Reflections on the Role of the Developer
Looking back on those three days, what stands out most is how different the process felt compared to traditional development. I wasn’t buried in syntax or spending hours wiring up basic features. Instead, I was guiding, refining, and correcting. The AI gave me a solution, but rarely the right solution. My role was to provide the context, the trade-offs, and the long-term thinking.
That distinction matters. AI doesn’t understand why certain decisions are made. It doesn’t know what technical debt means in the context of a growing project, or how performance trade-offs might affect scaling later. What it does know is how to quickly produce functional code, and that’s powerful. But only when paired with human judgment.
For me, this project was a glimpse of where software development is heading. Developers won’t disappear, but their role will continue to evolve. Less typing, more directing. Less about syntax, more about strategy. The AI handles the boilerplate and the obvious, while we focus on the bigger picture.
Concluding Thoughts
Three days was all it took to build an app that, not long ago, would have taken me much longer to piece together. GPT 5 took care of the mechanics of coding, while I supplied the intent and the judgment to steer it in the right direction.

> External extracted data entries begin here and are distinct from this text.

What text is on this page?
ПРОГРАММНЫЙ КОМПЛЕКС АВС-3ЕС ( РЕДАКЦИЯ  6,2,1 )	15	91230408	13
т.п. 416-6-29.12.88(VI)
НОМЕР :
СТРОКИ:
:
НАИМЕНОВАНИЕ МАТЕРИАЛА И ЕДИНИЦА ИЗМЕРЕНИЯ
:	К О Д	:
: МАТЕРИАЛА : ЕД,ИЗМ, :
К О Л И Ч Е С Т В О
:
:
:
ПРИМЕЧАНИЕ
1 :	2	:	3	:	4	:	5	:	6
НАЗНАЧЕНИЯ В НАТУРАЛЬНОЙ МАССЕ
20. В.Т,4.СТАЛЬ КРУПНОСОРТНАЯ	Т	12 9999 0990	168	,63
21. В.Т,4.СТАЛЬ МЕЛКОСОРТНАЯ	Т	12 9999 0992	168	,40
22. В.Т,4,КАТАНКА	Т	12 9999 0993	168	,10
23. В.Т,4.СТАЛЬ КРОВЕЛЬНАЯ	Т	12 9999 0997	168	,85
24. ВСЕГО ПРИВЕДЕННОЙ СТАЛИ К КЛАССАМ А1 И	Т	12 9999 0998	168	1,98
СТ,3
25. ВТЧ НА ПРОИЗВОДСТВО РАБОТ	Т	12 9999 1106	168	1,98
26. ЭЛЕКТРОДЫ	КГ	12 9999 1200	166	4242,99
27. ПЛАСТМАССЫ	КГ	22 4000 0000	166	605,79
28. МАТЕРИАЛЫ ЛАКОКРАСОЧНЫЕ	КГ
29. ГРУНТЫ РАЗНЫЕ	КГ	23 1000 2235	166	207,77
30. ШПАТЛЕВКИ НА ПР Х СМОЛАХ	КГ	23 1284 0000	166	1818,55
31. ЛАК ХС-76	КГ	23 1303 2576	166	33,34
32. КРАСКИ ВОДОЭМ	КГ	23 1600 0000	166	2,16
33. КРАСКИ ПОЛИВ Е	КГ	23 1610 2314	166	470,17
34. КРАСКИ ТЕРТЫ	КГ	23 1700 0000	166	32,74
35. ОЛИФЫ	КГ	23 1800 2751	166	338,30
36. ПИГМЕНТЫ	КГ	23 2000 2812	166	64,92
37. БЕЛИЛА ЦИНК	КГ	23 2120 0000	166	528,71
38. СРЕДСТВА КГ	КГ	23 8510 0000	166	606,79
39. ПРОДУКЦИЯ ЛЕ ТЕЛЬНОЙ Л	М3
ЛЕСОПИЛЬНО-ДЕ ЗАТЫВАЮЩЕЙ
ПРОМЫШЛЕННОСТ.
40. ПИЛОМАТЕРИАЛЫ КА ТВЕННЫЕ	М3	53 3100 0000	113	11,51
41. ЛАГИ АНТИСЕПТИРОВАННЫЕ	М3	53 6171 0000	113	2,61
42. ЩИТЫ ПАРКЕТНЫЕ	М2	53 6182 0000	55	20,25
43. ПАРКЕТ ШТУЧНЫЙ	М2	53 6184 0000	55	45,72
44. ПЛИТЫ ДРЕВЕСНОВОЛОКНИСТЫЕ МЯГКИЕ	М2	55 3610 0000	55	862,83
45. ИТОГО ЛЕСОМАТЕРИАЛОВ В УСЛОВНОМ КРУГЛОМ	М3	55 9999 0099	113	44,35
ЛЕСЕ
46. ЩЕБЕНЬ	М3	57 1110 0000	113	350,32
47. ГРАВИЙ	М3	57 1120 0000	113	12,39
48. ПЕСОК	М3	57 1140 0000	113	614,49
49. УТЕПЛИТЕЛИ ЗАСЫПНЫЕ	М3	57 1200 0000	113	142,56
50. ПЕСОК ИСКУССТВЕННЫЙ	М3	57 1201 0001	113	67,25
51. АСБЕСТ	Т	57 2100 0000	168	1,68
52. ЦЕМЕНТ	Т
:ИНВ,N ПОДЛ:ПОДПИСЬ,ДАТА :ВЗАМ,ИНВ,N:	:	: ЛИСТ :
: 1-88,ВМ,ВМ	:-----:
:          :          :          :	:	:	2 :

The result was far from perfect. It worked as a proof of concept, but it would not survive untouched in production. That gap is where the real problem with AI shows itself. These tools are excellent at speed, but speed alone is not enough. Working code is not the same as reliable code, and without careful review, the shortcuts AI takes today can easily turn into technical debt tomorrow.
If this is what I can build in three days with AI, the possibilities of what we can achieve in weeks or months are staggering. But we should not mistake acceleration for progress. To get the most out of AI, we need to pair its speed with human oversight, context, and long-term thinking. The true power of these tools only emerges when they are guided responsibly, with developers staying firmly in the loop.